# 

## pawelpiwowarczyk

Cześć!
Jutro kończę samodzielnie układać kostkę brukową (betonową) na ścieżce do domu. Kostka ułożona klasycznie, to znaczy na podsypce piaskowej.
Czy bezpośrednio po ułożeniu kostki ubijam (wyrównuję) ją zagęszczarką, a po zagęszczeniu zasypuję fugi piaskiem, czy wręcz odwrotnie, po ułożeniu kostki spoinuję fugi, a dopiero po tym wchodzę z ubijarką? Internet nie daje jednoznacznej odpowiedzi.
A może wstępnie wyrównać kostkę (np. 2 przejazdy wyrównywarką), po czym sklinować kostki zasypując fugi piaskiem, a następnie wyrównać powierzchnię "na gotowo"?

----------


## Piotrek2005

u mnie jak układali kostkę to ubijali a potem piasek w fugi, w sumie to nie jestem pewny czy kolejność prawidłowa ale kostka 2 lata leży i jest ok

----------


## brylekpl

> Cześć!
> Jutro kończę samodzielnie układać kostkę brukową (betonową) na ścieżce do domu. Kostka ułożona klasycznie, to znaczy na podsypce piaskowej.
> Czy bezpośrednio po ułożeniu kostki ubijam (wyrównuję) ją zagęszczarką, a po zagęszczeniu zasypuję fugi piaskiem, czy wręcz odwrotnie, po ułożeniu kostki spoinuję fugi, a dopiero po tym wchodzę z ubijarką? Internet nie daje jednoznacznej odpowiedzi.
> A może wstępnie wyrównać kostkę (np. 2 przejazdy wyrównywarką), po czym sklinować kostki zasypując fugi piaskiem, a następnie wyrównać powierzchnię "na gotowo"?
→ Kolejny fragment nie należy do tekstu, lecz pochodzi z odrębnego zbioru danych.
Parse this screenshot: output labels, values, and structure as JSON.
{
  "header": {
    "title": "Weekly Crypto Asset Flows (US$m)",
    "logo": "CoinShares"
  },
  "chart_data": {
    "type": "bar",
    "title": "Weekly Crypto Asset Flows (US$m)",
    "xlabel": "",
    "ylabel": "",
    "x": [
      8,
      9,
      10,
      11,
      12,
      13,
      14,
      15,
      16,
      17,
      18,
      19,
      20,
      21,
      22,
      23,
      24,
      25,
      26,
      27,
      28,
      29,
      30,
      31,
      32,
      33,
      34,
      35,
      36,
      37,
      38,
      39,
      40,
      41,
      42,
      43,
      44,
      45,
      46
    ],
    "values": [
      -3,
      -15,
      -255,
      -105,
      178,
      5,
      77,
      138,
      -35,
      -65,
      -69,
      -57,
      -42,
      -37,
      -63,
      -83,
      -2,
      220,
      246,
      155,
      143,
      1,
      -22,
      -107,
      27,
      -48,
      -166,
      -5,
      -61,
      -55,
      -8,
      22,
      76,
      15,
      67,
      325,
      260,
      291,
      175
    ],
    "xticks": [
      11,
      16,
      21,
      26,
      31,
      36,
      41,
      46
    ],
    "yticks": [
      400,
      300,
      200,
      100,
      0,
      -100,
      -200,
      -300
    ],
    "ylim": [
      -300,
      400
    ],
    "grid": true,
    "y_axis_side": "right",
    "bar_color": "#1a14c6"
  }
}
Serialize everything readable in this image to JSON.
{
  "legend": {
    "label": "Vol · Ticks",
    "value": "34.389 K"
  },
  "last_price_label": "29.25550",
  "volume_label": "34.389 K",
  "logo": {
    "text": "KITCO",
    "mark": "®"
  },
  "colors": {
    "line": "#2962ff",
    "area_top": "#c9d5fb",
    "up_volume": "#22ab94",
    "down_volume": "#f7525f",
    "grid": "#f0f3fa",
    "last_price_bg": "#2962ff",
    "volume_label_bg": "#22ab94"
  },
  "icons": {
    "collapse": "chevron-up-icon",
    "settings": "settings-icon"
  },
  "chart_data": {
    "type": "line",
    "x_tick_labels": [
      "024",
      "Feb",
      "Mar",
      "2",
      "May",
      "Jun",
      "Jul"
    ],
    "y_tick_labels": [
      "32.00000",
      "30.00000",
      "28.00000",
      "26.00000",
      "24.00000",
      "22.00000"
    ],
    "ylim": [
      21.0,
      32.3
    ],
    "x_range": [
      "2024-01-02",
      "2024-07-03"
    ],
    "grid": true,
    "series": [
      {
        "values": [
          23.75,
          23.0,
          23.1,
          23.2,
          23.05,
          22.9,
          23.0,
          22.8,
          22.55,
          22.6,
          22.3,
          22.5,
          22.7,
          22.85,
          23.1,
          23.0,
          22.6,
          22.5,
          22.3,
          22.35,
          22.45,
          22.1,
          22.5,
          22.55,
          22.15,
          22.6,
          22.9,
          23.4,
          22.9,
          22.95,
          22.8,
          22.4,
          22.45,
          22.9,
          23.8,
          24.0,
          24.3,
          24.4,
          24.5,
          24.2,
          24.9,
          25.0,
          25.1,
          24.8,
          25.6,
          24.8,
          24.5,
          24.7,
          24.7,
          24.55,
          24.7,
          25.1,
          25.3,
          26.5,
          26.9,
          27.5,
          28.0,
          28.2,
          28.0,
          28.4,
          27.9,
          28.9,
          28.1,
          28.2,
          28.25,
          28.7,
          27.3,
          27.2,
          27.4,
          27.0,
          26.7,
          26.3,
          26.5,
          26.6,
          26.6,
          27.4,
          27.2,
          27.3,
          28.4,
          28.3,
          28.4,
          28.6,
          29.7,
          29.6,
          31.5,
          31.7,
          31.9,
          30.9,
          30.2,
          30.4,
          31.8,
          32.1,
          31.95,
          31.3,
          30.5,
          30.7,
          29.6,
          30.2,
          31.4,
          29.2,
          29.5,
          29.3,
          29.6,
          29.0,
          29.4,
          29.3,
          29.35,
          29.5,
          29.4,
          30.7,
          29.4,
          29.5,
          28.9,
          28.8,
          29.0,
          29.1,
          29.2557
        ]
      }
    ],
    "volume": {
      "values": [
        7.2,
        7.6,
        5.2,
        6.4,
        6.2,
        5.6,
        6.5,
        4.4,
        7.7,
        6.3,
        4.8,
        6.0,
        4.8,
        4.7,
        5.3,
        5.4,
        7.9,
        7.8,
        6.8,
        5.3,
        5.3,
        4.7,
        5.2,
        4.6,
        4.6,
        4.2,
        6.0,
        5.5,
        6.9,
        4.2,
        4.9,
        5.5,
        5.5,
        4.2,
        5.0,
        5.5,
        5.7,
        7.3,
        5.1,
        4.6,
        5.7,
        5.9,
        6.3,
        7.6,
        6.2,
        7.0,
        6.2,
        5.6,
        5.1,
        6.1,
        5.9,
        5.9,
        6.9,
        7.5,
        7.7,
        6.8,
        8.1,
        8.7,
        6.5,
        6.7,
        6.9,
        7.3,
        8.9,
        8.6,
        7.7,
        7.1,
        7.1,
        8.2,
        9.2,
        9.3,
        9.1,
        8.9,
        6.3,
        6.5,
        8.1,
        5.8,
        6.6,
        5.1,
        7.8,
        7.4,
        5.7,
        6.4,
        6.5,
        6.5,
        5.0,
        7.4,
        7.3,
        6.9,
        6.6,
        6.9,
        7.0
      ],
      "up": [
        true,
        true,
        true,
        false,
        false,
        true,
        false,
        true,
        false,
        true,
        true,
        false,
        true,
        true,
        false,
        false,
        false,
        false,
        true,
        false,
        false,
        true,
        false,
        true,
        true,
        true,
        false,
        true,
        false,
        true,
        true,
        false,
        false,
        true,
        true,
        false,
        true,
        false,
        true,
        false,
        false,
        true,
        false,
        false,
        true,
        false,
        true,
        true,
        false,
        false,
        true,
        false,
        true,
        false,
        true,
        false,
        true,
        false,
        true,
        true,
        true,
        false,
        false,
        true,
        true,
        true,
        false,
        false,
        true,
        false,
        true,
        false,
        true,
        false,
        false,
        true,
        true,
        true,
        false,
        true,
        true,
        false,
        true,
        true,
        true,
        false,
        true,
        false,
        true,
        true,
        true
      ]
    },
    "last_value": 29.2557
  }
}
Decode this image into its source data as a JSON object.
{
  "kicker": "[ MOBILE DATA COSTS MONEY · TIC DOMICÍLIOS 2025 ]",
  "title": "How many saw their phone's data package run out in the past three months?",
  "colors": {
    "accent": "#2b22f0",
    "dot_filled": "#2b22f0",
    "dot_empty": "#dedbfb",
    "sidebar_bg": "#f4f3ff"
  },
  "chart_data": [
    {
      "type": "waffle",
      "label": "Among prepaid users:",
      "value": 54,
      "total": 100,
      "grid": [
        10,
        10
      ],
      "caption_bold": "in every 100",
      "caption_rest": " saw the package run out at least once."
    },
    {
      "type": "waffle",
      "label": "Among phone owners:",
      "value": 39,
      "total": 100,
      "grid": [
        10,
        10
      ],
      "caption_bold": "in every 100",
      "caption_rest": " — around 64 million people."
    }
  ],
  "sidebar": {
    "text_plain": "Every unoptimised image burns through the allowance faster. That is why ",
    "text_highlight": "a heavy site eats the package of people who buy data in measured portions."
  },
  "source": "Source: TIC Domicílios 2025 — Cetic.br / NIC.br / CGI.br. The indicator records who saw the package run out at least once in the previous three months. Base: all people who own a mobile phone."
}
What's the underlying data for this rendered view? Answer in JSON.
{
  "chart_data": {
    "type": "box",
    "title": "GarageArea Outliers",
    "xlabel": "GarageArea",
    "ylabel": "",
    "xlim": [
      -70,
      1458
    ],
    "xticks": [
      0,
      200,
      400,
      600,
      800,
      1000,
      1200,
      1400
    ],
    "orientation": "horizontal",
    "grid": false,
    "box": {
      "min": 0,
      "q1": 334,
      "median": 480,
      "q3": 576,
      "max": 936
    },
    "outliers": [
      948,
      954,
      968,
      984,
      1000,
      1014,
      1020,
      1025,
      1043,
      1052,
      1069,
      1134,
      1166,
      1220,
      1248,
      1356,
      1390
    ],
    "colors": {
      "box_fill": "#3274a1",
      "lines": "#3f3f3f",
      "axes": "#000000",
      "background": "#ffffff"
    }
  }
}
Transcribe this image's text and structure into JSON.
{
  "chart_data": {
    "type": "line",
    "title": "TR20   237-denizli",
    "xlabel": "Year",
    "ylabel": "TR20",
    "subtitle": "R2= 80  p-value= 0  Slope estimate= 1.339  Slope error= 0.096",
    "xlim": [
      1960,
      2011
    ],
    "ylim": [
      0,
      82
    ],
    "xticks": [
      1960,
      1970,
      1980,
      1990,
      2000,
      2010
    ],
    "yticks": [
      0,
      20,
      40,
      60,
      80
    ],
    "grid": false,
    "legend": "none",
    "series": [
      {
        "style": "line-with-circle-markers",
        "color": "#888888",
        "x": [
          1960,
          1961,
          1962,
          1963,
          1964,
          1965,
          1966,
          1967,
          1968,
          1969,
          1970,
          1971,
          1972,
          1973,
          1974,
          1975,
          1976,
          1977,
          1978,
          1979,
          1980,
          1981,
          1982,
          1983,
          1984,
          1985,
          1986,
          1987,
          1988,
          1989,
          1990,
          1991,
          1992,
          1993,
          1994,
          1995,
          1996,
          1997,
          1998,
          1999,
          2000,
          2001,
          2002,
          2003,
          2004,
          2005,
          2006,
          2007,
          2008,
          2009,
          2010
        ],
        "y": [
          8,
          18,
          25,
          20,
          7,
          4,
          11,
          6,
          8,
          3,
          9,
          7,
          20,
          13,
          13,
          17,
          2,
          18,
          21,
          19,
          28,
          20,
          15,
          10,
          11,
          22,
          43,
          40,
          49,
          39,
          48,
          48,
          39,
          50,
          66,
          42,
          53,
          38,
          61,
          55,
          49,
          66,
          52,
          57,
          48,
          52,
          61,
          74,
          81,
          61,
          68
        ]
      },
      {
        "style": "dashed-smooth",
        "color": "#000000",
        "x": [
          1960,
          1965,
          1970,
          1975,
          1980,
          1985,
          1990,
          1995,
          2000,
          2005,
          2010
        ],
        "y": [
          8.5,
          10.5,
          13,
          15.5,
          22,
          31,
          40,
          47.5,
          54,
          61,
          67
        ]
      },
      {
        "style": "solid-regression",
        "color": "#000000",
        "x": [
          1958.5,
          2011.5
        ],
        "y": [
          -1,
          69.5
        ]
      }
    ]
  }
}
najpierw zasyp piaskiem. jak pojezdzisz ubijarka po niezasypanej kostce to Ci sie wszystko porozpada i pokrzywi.

----------


## Stermaj

Ubija się przed. Ubijarka powinna mieć specjalną gumę lub inną okładzinę aby nie rysowała kostki. Po ubiciu zasypujesz piaskiem.

----------


## pawelpiwowarczyk

A nie moglibyście być jednomślni? I bądź tu mądry.

 Cały dzień nad tym myślę i wydaje mi się, że znaczenie tu ma także przygotowanie podsypki. W poradnikach piszą by nie ubijać podsypki (podsypki, nie podbudowy), za to na forum brukarskim fachury jednogłośnie piszą że ubijają. Pewnie na ubitej kostki mają minimalną różnicę we wysokości, a na mojej nieubitej jedna od drugiej pół centymetra wyżej/niżej.

Zrobię więc tak, jak pisałem - przejadę raz, dwa razy zagęszczarką by chociaż mniej więcej je wyrównać , wówczas zasypię piaskiem, wyrównam powierzchnię na gotowo i zasypię piaskiem jeszcze raz.

 Teraz mam inny dylemat. Właśnie skończyłem układać kostkę ale zastanawiam się czy nie wstrzymać się z wyrównywaniem. W nocy lało. Można wyrównywać kostkę kiedy piasek pod spodem jest mokry?

----------